I had no plans for my second Lunar New Year break in South Korea, content to spend my three-week break from teaching sleeping until five. I never knew if it was five in the morning or five in the afternoon, since the January sky was dark for both. This was in humanity’s pre-smart phone days, when we all fumbled by with alarm clocks and hitting the 8 key four times to get to the letter T.
About a week into my cycle of sleep-Starbucks-repeat, I got a call from my friend Jenny. If I had $400 for a ticket, $100 to expedite the visa, and the ability to get my passport to the consulate in Seoul by tomorrow, we could be in Vietnam in a week.
Sidebar: Visas for Americans cost more than visas for the citizens of any other country, and, also, in hindsight, I’m pretty sure there was no fee and we just got grifted.
Overjoyed, I called my parents. “Guess where I’m going next week,” I yelled at my mother.
“Oh, honey,” she cried. “You’re coming home.”
“Or Hanoi,” I offered.
“Oh. Honey,” she repeated, the joy stripped from her voice like it had been washed in paint thinner.
* * *
Our week in Hanoi was chaotic and delightful, with fireworks and mangos, temporary friendships with fellow travelers forged on Halong Bay. And a door with a sticky lock on the fifth floor of our hostel, which required at least one of us to head back downstairs each time we wanted in.
The day before we flew out, Jenny and I queued up to visit the mausoleum of Ho Chi Minh. I’m a sucker for history, and how often do you get to see an embalmed dead guy?
(Rarely, hopefully. Like, it really should not be that often. Where are you finding all these embalmed corpses? Weird.)
We struck up a travelers’ friendship with two other women in line, the kind of intense, immediate liking for a person that comes from knowing you have at least enough in common with them to be waiting in the same twenty-minute line to see an embalmed dead guy.
Our travelers’ friendship proved, perhaps, too intense, as right before the entrance and guard with a machine gun slung over his shoulder pointed at our group of four and shushed us with rather more force than seemed necessary. I immediately began to giggle, which prompted the guard to beacon me over, and, after violently searching my purse, point a finger in my face and declare, “No laughing!”
Y’all, I tried.
I stood in the winding, un-air conditioned line winding towards Ho Chi Minh, and I thought over every single sad and/or awful thing that had ever befallen me. I thought about my Nana being unwell and how in first grade I was too embarrassed to ask to go to the bathroom and made the deliberate, intentional choice to pee myself. I thought about that perm I got in the eighth grade. I thought about how badly my first college boyfriend had broken my heart and how much smaller my life would be if we were still together.
And it worked. Right up until I stepped into the room actually holding Ho’s body.

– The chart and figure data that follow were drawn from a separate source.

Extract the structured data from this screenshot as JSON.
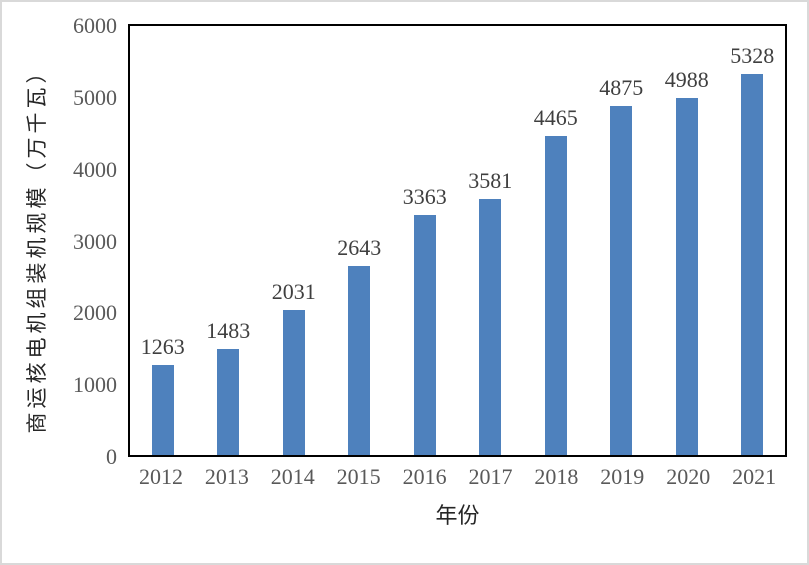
{
  "chart_data": {
    "type": "bar",
    "title": "",
    "categories": [
      "2012",
      "2013",
      "2014",
      "2015",
      "2016",
      "2017",
      "2018",
      "2019",
      "2020",
      "2021"
    ],
    "values": [
      1263,
      1483,
      2031,
      2643,
      3363,
      3581,
      4465,
      4875,
      4988,
      5328
    ],
    "xlabel": "年份",
    "ylabel": "商运核电机组装机规模（万千瓦）",
    "ylim": [
      0,
      6000
    ],
    "yticks": [
      6000,
      5000,
      4000,
      3000,
      2000,
      1000,
      0
    ],
    "grid": false,
    "legend_position": "none",
    "show_data_labels": true
  },
  "colors": {
    "bar": "#4E81BD",
    "tick_label": "#595959",
    "data_label": "#3f3f3f",
    "axis_title": "#262626",
    "plot_border": "#000000",
    "frame_border": "#d9d9d9"
  }
}
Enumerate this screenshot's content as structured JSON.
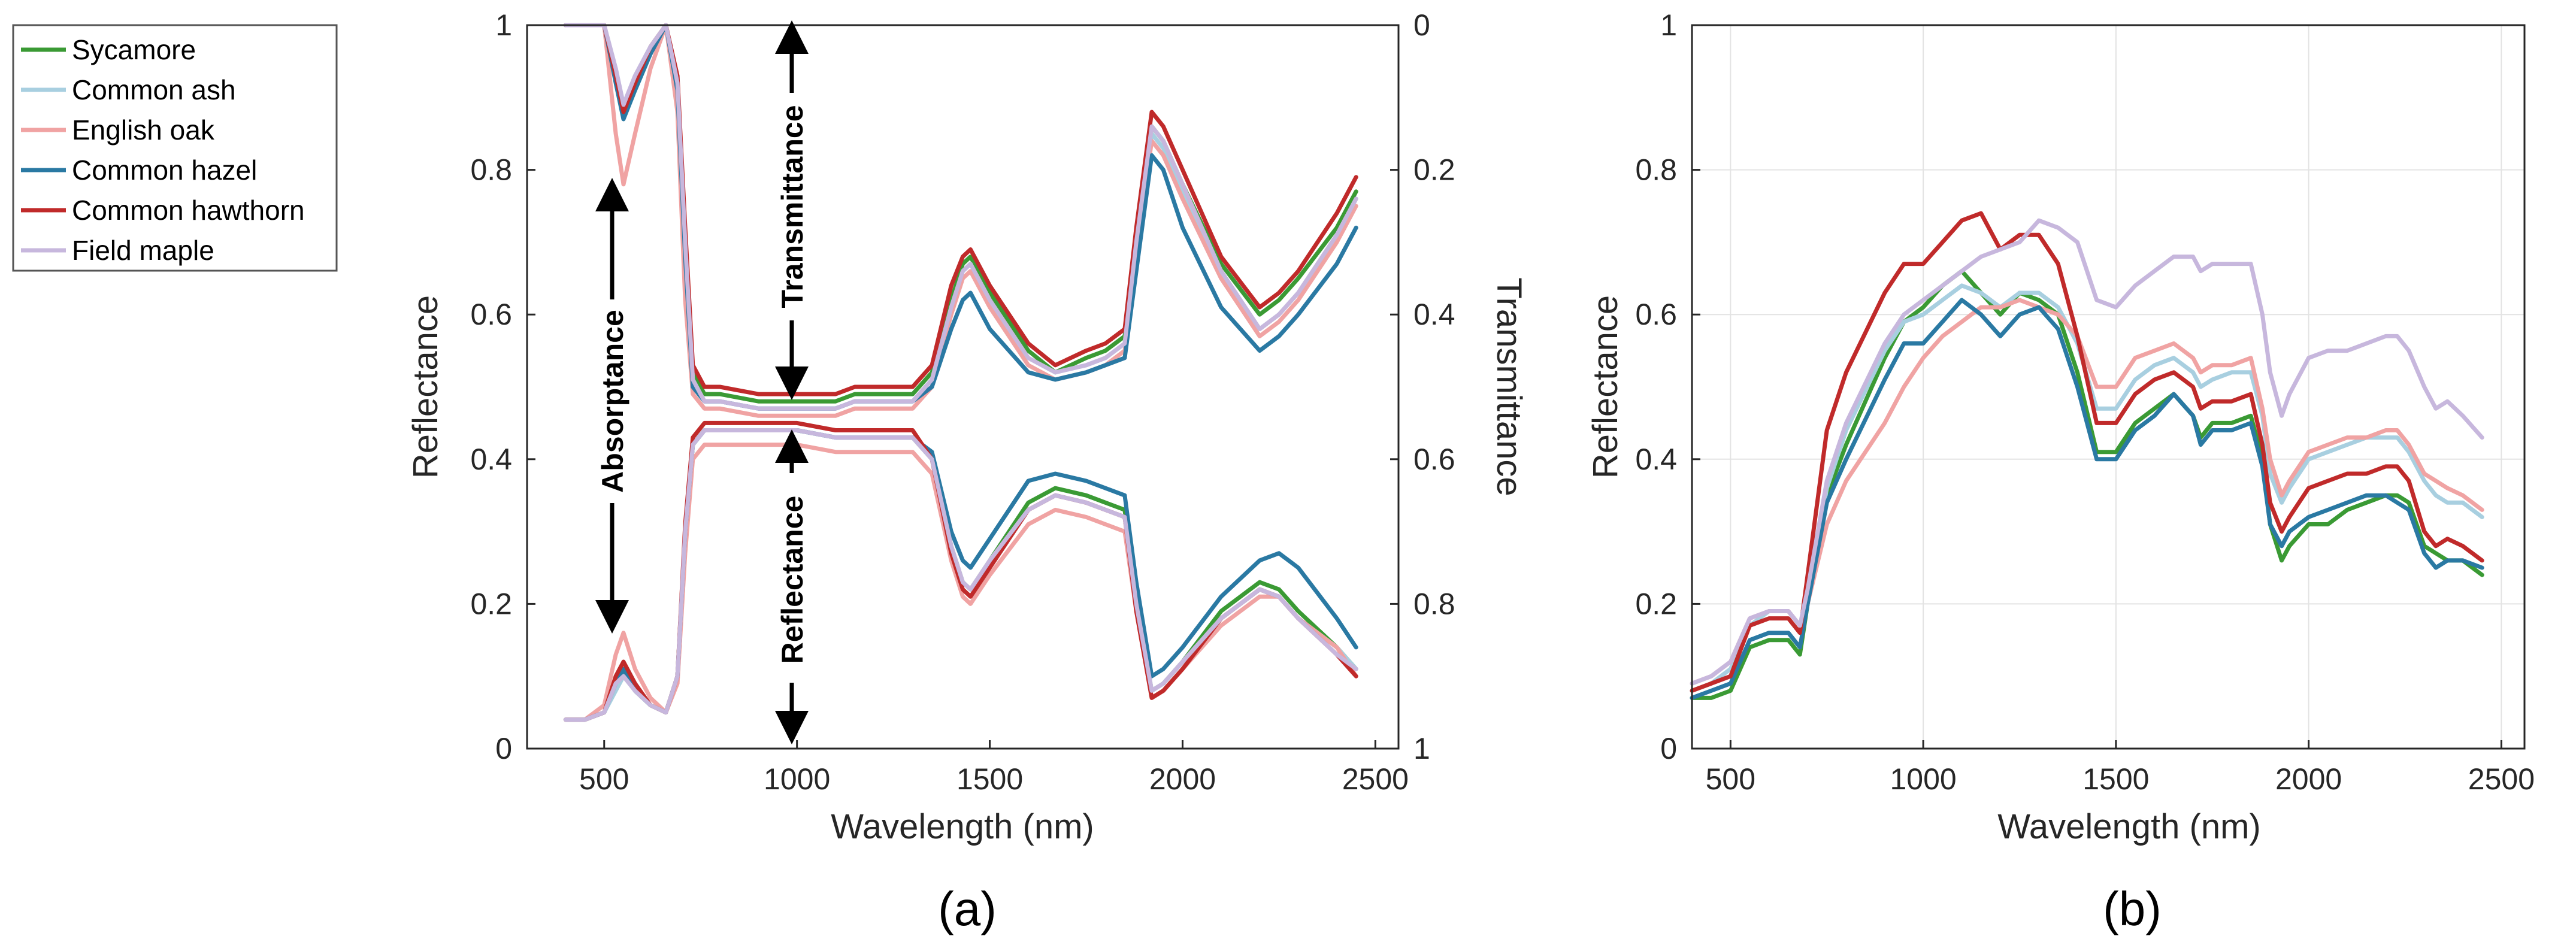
{
  "legend": {
    "entries": [
      {
        "label": "Sycamore",
        "color": "#3a9a34"
      },
      {
        "label": "Common ash",
        "color": "#a8cfe0"
      },
      {
        "label": "English oak",
        "color": "#f0a3a3"
      },
      {
        "label": "Common hazel",
        "color": "#2a79a3"
      },
      {
        "label": "Common hawthorn",
        "color": "#c02a2a"
      },
      {
        "label": "Field maple",
        "color": "#c7b7dd"
      }
    ]
  },
  "chart_data": [
    {
      "type": "line",
      "panel_label": "(a)",
      "xlabel": "Wavelength (nm)",
      "ylabel": "Reflectance",
      "ylabel_right": "Transmittance",
      "xlim": [
        300,
        2560
      ],
      "ylim": [
        0,
        1
      ],
      "xticks": [
        "500",
        "1000",
        "1500",
        "2000",
        "2500"
      ],
      "yticks": [
        "0",
        "0.2",
        "0.4",
        "0.6",
        "0.8",
        "1"
      ],
      "yticks_right": [
        "1",
        "0.8",
        "0.6",
        "0.4",
        "0.2",
        "0"
      ],
      "grid": false,
      "annotations": [
        "Absorptance",
        "Transmittance",
        "Reflectance"
      ],
      "x": [
        400,
        450,
        500,
        530,
        550,
        580,
        620,
        660,
        690,
        710,
        730,
        760,
        800,
        900,
        1000,
        1100,
        1150,
        1200,
        1300,
        1350,
        1400,
        1430,
        1450,
        1500,
        1600,
        1670,
        1750,
        1800,
        1850,
        1880,
        1920,
        1950,
        2000,
        2100,
        2200,
        2250,
        2300,
        2400,
        2450
      ],
      "series": [
        {
          "name": "Sycamore",
          "kind": "reflectance",
          "values": [
            0.04,
            0.04,
            0.05,
            0.09,
            0.11,
            0.08,
            0.06,
            0.05,
            0.1,
            0.3,
            0.42,
            0.44,
            0.44,
            0.44,
            0.44,
            0.43,
            0.43,
            0.43,
            0.43,
            0.4,
            0.28,
            0.23,
            0.22,
            0.26,
            0.34,
            0.36,
            0.35,
            0.34,
            0.33,
            0.2,
            0.08,
            0.09,
            0.12,
            0.19,
            0.23,
            0.22,
            0.19,
            0.14,
            0.11
          ]
        },
        {
          "name": "Common ash",
          "kind": "reflectance",
          "values": [
            0.04,
            0.04,
            0.05,
            0.08,
            0.1,
            0.08,
            0.06,
            0.05,
            0.1,
            0.3,
            0.42,
            0.44,
            0.44,
            0.44,
            0.44,
            0.43,
            0.43,
            0.43,
            0.43,
            0.4,
            0.28,
            0.23,
            0.22,
            0.26,
            0.33,
            0.35,
            0.34,
            0.33,
            0.32,
            0.2,
            0.08,
            0.09,
            0.12,
            0.18,
            0.22,
            0.21,
            0.18,
            0.14,
            0.11
          ]
        },
        {
          "name": "English oak",
          "kind": "reflectance",
          "values": [
            0.04,
            0.04,
            0.06,
            0.13,
            0.16,
            0.11,
            0.07,
            0.05,
            0.09,
            0.27,
            0.4,
            0.42,
            0.42,
            0.42,
            0.42,
            0.41,
            0.41,
            0.41,
            0.41,
            0.38,
            0.26,
            0.21,
            0.2,
            0.24,
            0.31,
            0.33,
            0.32,
            0.31,
            0.3,
            0.19,
            0.07,
            0.08,
            0.11,
            0.17,
            0.21,
            0.21,
            0.18,
            0.14,
            0.1
          ]
        },
        {
          "name": "Common hazel",
          "kind": "reflectance",
          "values": [
            0.04,
            0.04,
            0.05,
            0.09,
            0.11,
            0.08,
            0.06,
            0.05,
            0.1,
            0.3,
            0.42,
            0.44,
            0.44,
            0.44,
            0.44,
            0.43,
            0.43,
            0.43,
            0.43,
            0.41,
            0.3,
            0.26,
            0.25,
            0.29,
            0.37,
            0.38,
            0.37,
            0.36,
            0.35,
            0.23,
            0.1,
            0.11,
            0.14,
            0.21,
            0.26,
            0.27,
            0.25,
            0.18,
            0.14
          ]
        },
        {
          "name": "Common hawthorn",
          "kind": "reflectance",
          "values": [
            0.04,
            0.04,
            0.05,
            0.1,
            0.12,
            0.09,
            0.06,
            0.05,
            0.1,
            0.31,
            0.43,
            0.45,
            0.45,
            0.45,
            0.45,
            0.44,
            0.44,
            0.44,
            0.44,
            0.4,
            0.27,
            0.22,
            0.21,
            0.25,
            0.33,
            0.35,
            0.34,
            0.33,
            0.32,
            0.19,
            0.07,
            0.08,
            0.11,
            0.18,
            0.22,
            0.21,
            0.18,
            0.13,
            0.1
          ]
        },
        {
          "name": "Field maple",
          "kind": "reflectance",
          "values": [
            0.04,
            0.04,
            0.05,
            0.09,
            0.1,
            0.08,
            0.06,
            0.05,
            0.1,
            0.3,
            0.42,
            0.44,
            0.44,
            0.44,
            0.44,
            0.43,
            0.43,
            0.43,
            0.43,
            0.4,
            0.28,
            0.23,
            0.22,
            0.26,
            0.33,
            0.35,
            0.34,
            0.33,
            0.32,
            0.2,
            0.08,
            0.09,
            0.12,
            0.18,
            0.22,
            0.21,
            0.18,
            0.13,
            0.11
          ]
        },
        {
          "name": "Sycamore",
          "kind": "transmittance_reflectance_axis",
          "values": [
            1.0,
            1.0,
            1.0,
            0.93,
            0.88,
            0.92,
            0.97,
            1.0,
            0.92,
            0.7,
            0.52,
            0.49,
            0.49,
            0.48,
            0.48,
            0.48,
            0.49,
            0.49,
            0.49,
            0.52,
            0.62,
            0.67,
            0.68,
            0.63,
            0.55,
            0.52,
            0.54,
            0.55,
            0.57,
            0.7,
            0.86,
            0.84,
            0.78,
            0.67,
            0.6,
            0.62,
            0.65,
            0.72,
            0.77
          ]
        },
        {
          "name": "Common ash",
          "kind": "transmittance_reflectance_axis",
          "values": [
            1.0,
            1.0,
            1.0,
            0.94,
            0.89,
            0.93,
            0.97,
            1.0,
            0.92,
            0.7,
            0.51,
            0.48,
            0.48,
            0.47,
            0.47,
            0.47,
            0.48,
            0.48,
            0.48,
            0.51,
            0.61,
            0.66,
            0.67,
            0.62,
            0.54,
            0.52,
            0.53,
            0.54,
            0.56,
            0.7,
            0.85,
            0.83,
            0.77,
            0.66,
            0.58,
            0.6,
            0.63,
            0.71,
            0.76
          ]
        },
        {
          "name": "English oak",
          "kind": "transmittance_reflectance_axis",
          "values": [
            1.0,
            1.0,
            1.0,
            0.85,
            0.78,
            0.85,
            0.94,
            1.0,
            0.88,
            0.62,
            0.49,
            0.47,
            0.47,
            0.46,
            0.46,
            0.46,
            0.47,
            0.47,
            0.47,
            0.5,
            0.6,
            0.65,
            0.66,
            0.61,
            0.53,
            0.51,
            0.52,
            0.53,
            0.55,
            0.69,
            0.84,
            0.82,
            0.76,
            0.65,
            0.57,
            0.59,
            0.62,
            0.7,
            0.75
          ]
        },
        {
          "name": "Common hazel",
          "kind": "transmittance_reflectance_axis",
          "values": [
            1.0,
            1.0,
            1.0,
            0.92,
            0.87,
            0.91,
            0.96,
            1.0,
            0.91,
            0.68,
            0.5,
            0.48,
            0.48,
            0.47,
            0.47,
            0.47,
            0.48,
            0.48,
            0.48,
            0.5,
            0.58,
            0.62,
            0.63,
            0.58,
            0.52,
            0.51,
            0.52,
            0.53,
            0.54,
            0.66,
            0.82,
            0.8,
            0.72,
            0.61,
            0.55,
            0.57,
            0.6,
            0.67,
            0.72
          ]
        },
        {
          "name": "Common hawthorn",
          "kind": "transmittance_reflectance_axis",
          "values": [
            1.0,
            1.0,
            1.0,
            0.93,
            0.88,
            0.92,
            0.97,
            1.0,
            0.93,
            0.72,
            0.53,
            0.5,
            0.5,
            0.49,
            0.49,
            0.49,
            0.5,
            0.5,
            0.5,
            0.53,
            0.64,
            0.68,
            0.69,
            0.64,
            0.56,
            0.53,
            0.55,
            0.56,
            0.58,
            0.72,
            0.88,
            0.86,
            0.8,
            0.68,
            0.61,
            0.63,
            0.66,
            0.74,
            0.79
          ]
        },
        {
          "name": "Field maple",
          "kind": "transmittance_reflectance_axis",
          "values": [
            1.0,
            1.0,
            1.0,
            0.94,
            0.89,
            0.93,
            0.97,
            1.0,
            0.92,
            0.7,
            0.51,
            0.48,
            0.48,
            0.47,
            0.47,
            0.47,
            0.48,
            0.48,
            0.48,
            0.51,
            0.61,
            0.66,
            0.67,
            0.62,
            0.54,
            0.52,
            0.53,
            0.54,
            0.56,
            0.7,
            0.86,
            0.84,
            0.78,
            0.66,
            0.58,
            0.6,
            0.63,
            0.71,
            0.76
          ]
        }
      ]
    },
    {
      "type": "line",
      "panel_label": "(b)",
      "xlabel": "Wavelength (nm)",
      "ylabel": "Reflectance",
      "xlim": [
        400,
        2560
      ],
      "ylim": [
        0,
        1
      ],
      "xticks": [
        "500",
        "1000",
        "1500",
        "2000",
        "2500"
      ],
      "yticks": [
        "0",
        "0.2",
        "0.4",
        "0.6",
        "0.8",
        "1"
      ],
      "grid": true,
      "x": [
        400,
        450,
        500,
        550,
        600,
        650,
        680,
        700,
        750,
        800,
        900,
        950,
        1000,
        1050,
        1100,
        1150,
        1200,
        1250,
        1300,
        1350,
        1400,
        1450,
        1500,
        1550,
        1600,
        1650,
        1700,
        1720,
        1750,
        1800,
        1850,
        1880,
        1900,
        1930,
        1950,
        2000,
        2050,
        2100,
        2150,
        2200,
        2230,
        2260,
        2300,
        2330,
        2360,
        2400,
        2450
      ],
      "series": [
        {
          "name": "Sycamore",
          "values": [
            0.07,
            0.07,
            0.08,
            0.14,
            0.15,
            0.15,
            0.13,
            0.2,
            0.35,
            0.42,
            0.54,
            0.59,
            0.61,
            0.64,
            0.66,
            0.63,
            0.6,
            0.63,
            0.62,
            0.6,
            0.52,
            0.41,
            0.41,
            0.45,
            0.47,
            0.49,
            0.46,
            0.43,
            0.45,
            0.45,
            0.46,
            0.4,
            0.31,
            0.26,
            0.28,
            0.31,
            0.31,
            0.33,
            0.34,
            0.35,
            0.35,
            0.34,
            0.28,
            0.27,
            0.26,
            0.26,
            0.24
          ]
        },
        {
          "name": "Common ash",
          "values": [
            0.08,
            0.09,
            0.11,
            0.17,
            0.19,
            0.19,
            0.17,
            0.21,
            0.36,
            0.44,
            0.55,
            0.59,
            0.6,
            0.62,
            0.64,
            0.63,
            0.61,
            0.63,
            0.63,
            0.61,
            0.56,
            0.47,
            0.47,
            0.51,
            0.53,
            0.54,
            0.52,
            0.5,
            0.51,
            0.52,
            0.52,
            0.46,
            0.38,
            0.34,
            0.36,
            0.4,
            0.41,
            0.42,
            0.43,
            0.43,
            0.43,
            0.41,
            0.37,
            0.35,
            0.34,
            0.34,
            0.32
          ]
        },
        {
          "name": "English oak",
          "values": [
            0.09,
            0.1,
            0.12,
            0.18,
            0.19,
            0.19,
            0.17,
            0.2,
            0.31,
            0.37,
            0.45,
            0.5,
            0.54,
            0.57,
            0.59,
            0.61,
            0.61,
            0.62,
            0.61,
            0.6,
            0.57,
            0.5,
            0.5,
            0.54,
            0.55,
            0.56,
            0.54,
            0.52,
            0.53,
            0.53,
            0.54,
            0.47,
            0.4,
            0.35,
            0.37,
            0.41,
            0.42,
            0.43,
            0.43,
            0.44,
            0.44,
            0.42,
            0.38,
            0.37,
            0.36,
            0.35,
            0.33
          ]
        },
        {
          "name": "Common hazel",
          "values": [
            0.07,
            0.08,
            0.09,
            0.15,
            0.16,
            0.16,
            0.14,
            0.2,
            0.34,
            0.4,
            0.51,
            0.56,
            0.56,
            0.59,
            0.62,
            0.6,
            0.57,
            0.6,
            0.61,
            0.58,
            0.5,
            0.4,
            0.4,
            0.44,
            0.46,
            0.49,
            0.46,
            0.42,
            0.44,
            0.44,
            0.45,
            0.39,
            0.31,
            0.28,
            0.3,
            0.32,
            0.33,
            0.34,
            0.35,
            0.35,
            0.34,
            0.33,
            0.27,
            0.25,
            0.26,
            0.26,
            0.25
          ]
        },
        {
          "name": "Common hawthorn",
          "values": [
            0.08,
            0.09,
            0.1,
            0.17,
            0.18,
            0.18,
            0.16,
            0.24,
            0.44,
            0.52,
            0.63,
            0.67,
            0.67,
            0.7,
            0.73,
            0.74,
            0.69,
            0.71,
            0.71,
            0.67,
            0.57,
            0.45,
            0.45,
            0.49,
            0.51,
            0.52,
            0.5,
            0.47,
            0.48,
            0.48,
            0.49,
            0.42,
            0.34,
            0.3,
            0.32,
            0.36,
            0.37,
            0.38,
            0.38,
            0.39,
            0.39,
            0.37,
            0.3,
            0.28,
            0.29,
            0.28,
            0.26
          ]
        },
        {
          "name": "Field maple",
          "values": [
            0.09,
            0.1,
            0.12,
            0.18,
            0.19,
            0.19,
            0.17,
            0.22,
            0.37,
            0.45,
            0.56,
            0.6,
            0.62,
            0.64,
            0.66,
            0.68,
            0.69,
            0.7,
            0.73,
            0.72,
            0.7,
            0.62,
            0.61,
            0.64,
            0.66,
            0.68,
            0.68,
            0.66,
            0.67,
            0.67,
            0.67,
            0.6,
            0.52,
            0.46,
            0.49,
            0.54,
            0.55,
            0.55,
            0.56,
            0.57,
            0.57,
            0.55,
            0.5,
            0.47,
            0.48,
            0.46,
            0.43
          ]
        }
      ]
    }
  ]
}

I’m not going to dwell overmuch on the specifics of the body, which may or may not bear a passing resemblance to a Yoda and may or may not look small enough to stash in the pockets of some cargo pants. That wasn’t the kicker. The top of the glass coffin, however, with its intricately carved wooden flowers and flourishes, reminded me immediately of a sheet cake one could buy at the Piggly Wiggly. I thought about birthday parties at the skating rink, and the battle to get one of the three corners not set aside for the birthday celebrant. I became convinced that an aerial view of the coffin would reveal the words Con-GRAD-ulations Uncle Ho in blue icing scrawl.
Y’all, I tried.
But I failed.
An armed guard grabbed my wrist, pulled me from the line, and shoved me out the nearest exit. I don’t know if he spoke little English, or if “No, no no, go now,” is all he wanted to tell me. He shouted something in Vietnamese to the guard by the main gate, and when I stumbled across the road, the main gate guard drug me back across the street, towards the mausoleum, and forced me to repeat my walk of shame via the crosswalk.
My memories of being ejected from the mausoleum are fragmented and uncertain, like looking at my life through a dirty window. What I remember most clearly is the sharp corners of the person I believed myself to be, a savvy, considerate traveler, grating against the person I actually was: a sunburnt, day-drunk asshole laughing at the history of the place she had come to. There is a lingering queasiness, even in hindsight, to knowing I was the villain.
Twenty minutes later Jenny found me across the street, chastened and terrified, but not actually any worse for the wear. Years later, friends would physically bar me from the entrance to Mao Zedong’s mausoleum in Beijing. “They send Americans to jail all the time. Your disrespectful ass will get shot.”
I laughed, because my friends are funny. I laughed also in relief, that I had been stopped before I could be the worst version of myself, because I had been granted more time to learn how to be the person I told myself I was.